What we fail to recognize is that our work as individuals contributes to the whole of our industry. Just because someone was the first to document their success certainly doesn’t make them the de facto expert on the subject, nor does it mean they actually did it all by themselves. (Though far too many are self-claiming themselves “gurus” with little to document their successes.) Oftentimes, the second or third person/team actually perfects a discovery.
I don’t have to go much further than the ground that most of us are sitting on. Leif Ericson set up a small camp in Canada around 500 years before Christopher Columbus “discovered” the free world. We know the banks don’t close on Ericson Day. Columbus’ courageous journey led to the colonization of the Western Hemisphere, and that’s what we remember. Where would Columbus be without the King of Spain’s gold? Where would the King of Spain be without Incan gold? Where would the Incans be without Pizarro’s sword? What we do know is that all these people were knitted into the fabric of the history of the Americas.

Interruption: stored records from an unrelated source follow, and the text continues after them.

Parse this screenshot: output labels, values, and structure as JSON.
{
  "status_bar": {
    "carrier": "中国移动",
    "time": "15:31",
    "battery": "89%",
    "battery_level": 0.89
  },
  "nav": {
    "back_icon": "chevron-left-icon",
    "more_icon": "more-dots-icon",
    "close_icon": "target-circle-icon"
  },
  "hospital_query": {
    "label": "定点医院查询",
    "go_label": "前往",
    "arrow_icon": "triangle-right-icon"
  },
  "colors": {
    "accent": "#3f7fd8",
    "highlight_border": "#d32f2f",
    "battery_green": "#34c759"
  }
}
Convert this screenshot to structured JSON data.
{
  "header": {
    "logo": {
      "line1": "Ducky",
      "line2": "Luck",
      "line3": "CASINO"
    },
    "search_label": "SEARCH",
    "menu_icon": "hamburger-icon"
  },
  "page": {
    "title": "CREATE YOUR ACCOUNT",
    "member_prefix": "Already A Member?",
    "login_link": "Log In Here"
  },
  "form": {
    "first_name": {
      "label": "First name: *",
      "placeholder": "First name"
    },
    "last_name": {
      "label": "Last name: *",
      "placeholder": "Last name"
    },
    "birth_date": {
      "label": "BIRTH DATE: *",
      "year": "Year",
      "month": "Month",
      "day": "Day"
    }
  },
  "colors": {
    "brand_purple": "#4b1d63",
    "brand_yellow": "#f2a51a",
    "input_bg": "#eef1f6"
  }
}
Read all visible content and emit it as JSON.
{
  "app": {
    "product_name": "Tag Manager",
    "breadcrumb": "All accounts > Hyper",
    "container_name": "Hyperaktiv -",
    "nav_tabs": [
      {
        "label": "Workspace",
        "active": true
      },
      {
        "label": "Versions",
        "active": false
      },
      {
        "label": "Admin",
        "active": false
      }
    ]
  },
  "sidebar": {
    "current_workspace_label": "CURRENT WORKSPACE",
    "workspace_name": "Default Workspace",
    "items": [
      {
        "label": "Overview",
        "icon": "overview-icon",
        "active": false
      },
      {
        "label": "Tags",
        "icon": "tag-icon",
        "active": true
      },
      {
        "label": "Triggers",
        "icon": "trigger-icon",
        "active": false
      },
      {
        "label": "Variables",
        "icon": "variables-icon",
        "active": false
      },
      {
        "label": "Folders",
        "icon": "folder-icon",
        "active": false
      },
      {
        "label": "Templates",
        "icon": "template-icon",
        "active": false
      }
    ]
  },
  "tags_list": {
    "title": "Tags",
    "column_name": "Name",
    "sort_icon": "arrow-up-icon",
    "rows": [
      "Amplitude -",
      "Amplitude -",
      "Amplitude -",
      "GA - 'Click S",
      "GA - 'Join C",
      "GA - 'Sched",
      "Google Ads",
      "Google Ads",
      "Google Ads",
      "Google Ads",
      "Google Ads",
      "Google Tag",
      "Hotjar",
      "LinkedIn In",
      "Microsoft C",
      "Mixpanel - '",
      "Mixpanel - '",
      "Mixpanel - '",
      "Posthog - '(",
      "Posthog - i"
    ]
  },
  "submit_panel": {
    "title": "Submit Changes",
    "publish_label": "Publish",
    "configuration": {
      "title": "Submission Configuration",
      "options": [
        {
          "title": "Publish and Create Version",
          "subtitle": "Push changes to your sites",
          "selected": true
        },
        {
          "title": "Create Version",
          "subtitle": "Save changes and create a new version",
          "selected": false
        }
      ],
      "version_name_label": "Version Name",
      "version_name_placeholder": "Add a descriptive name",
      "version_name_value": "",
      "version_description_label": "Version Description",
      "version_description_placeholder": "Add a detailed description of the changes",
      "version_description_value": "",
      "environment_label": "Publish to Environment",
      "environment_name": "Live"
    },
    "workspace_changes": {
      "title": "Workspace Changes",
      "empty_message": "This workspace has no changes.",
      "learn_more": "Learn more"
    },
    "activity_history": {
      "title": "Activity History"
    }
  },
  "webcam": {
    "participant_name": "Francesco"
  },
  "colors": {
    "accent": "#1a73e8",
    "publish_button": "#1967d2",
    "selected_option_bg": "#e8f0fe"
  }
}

After that somewhat boring history lesson, I’ll fast-forward to President Obama’s statement “you didn’t build that” from a recent campaign speech. He makes reference to our nation’s infrastructure, free-market economy, and education system as the foundation for business success (probably more logically written here than what he was able to articulate off-the-cuff). Accepting this principle, I think we can all agree that without Adam Smith, Thomas Jefferson, Gottlieb Daimler, Thomas Edison, Nicola Tesla, Susan B. Anthony, Dwight Eisenhower, Rosa Parks, Tim Berners-Lee, Steve Jobs, Bill Gates, Dr. Phil, and countless others we could not do what we do every day. It took millions more to make the paper, ink, copper wire, concrete, and silicon wafers that made their successes possible. All of their individual achievements have meshed together, and have contributed to the transformation of future generations’ lives.
One person’s face dominating every banner ad you see, or filling your inbox full of promoted posts, or highjacking another companies research and presenting it as it was their own, doesn’t make automotive Internet sales great. It’s the Internet salespeople and BDC agents that convert dyed-in-wool, negotiate-over-a-nickel, traditional car shoppers into fanatically loyal, go-tell-it-on-the-mountain, Internet buyers that makes automotive Internet sales great. It’s the thankless hard work, the after-hours studying without reward, the holidays spent at a desk rather than the dinner table, and the month that still found a way to be finished from a hospital bed out of pure dedication (AND necessity) that makes Internet sales great. It’s understanding that it’s more than just showing up to work early, choosing to make your job a career, and willingly contributing to the body of knowledge. It’s being part of a movement that makes Internet sales great.
It’s time we leave behind the last remnants of the old way, and check our egos at the door. Let’s stop wasting our effort on endless self-promotion and overly-optimized self-indulgent posts, and ignore those who do. Let’s start giving credit where credit is due. Let’s stop engaging in pissing contests. It ain’t about you. It’s about us. Let’s build something great. Together.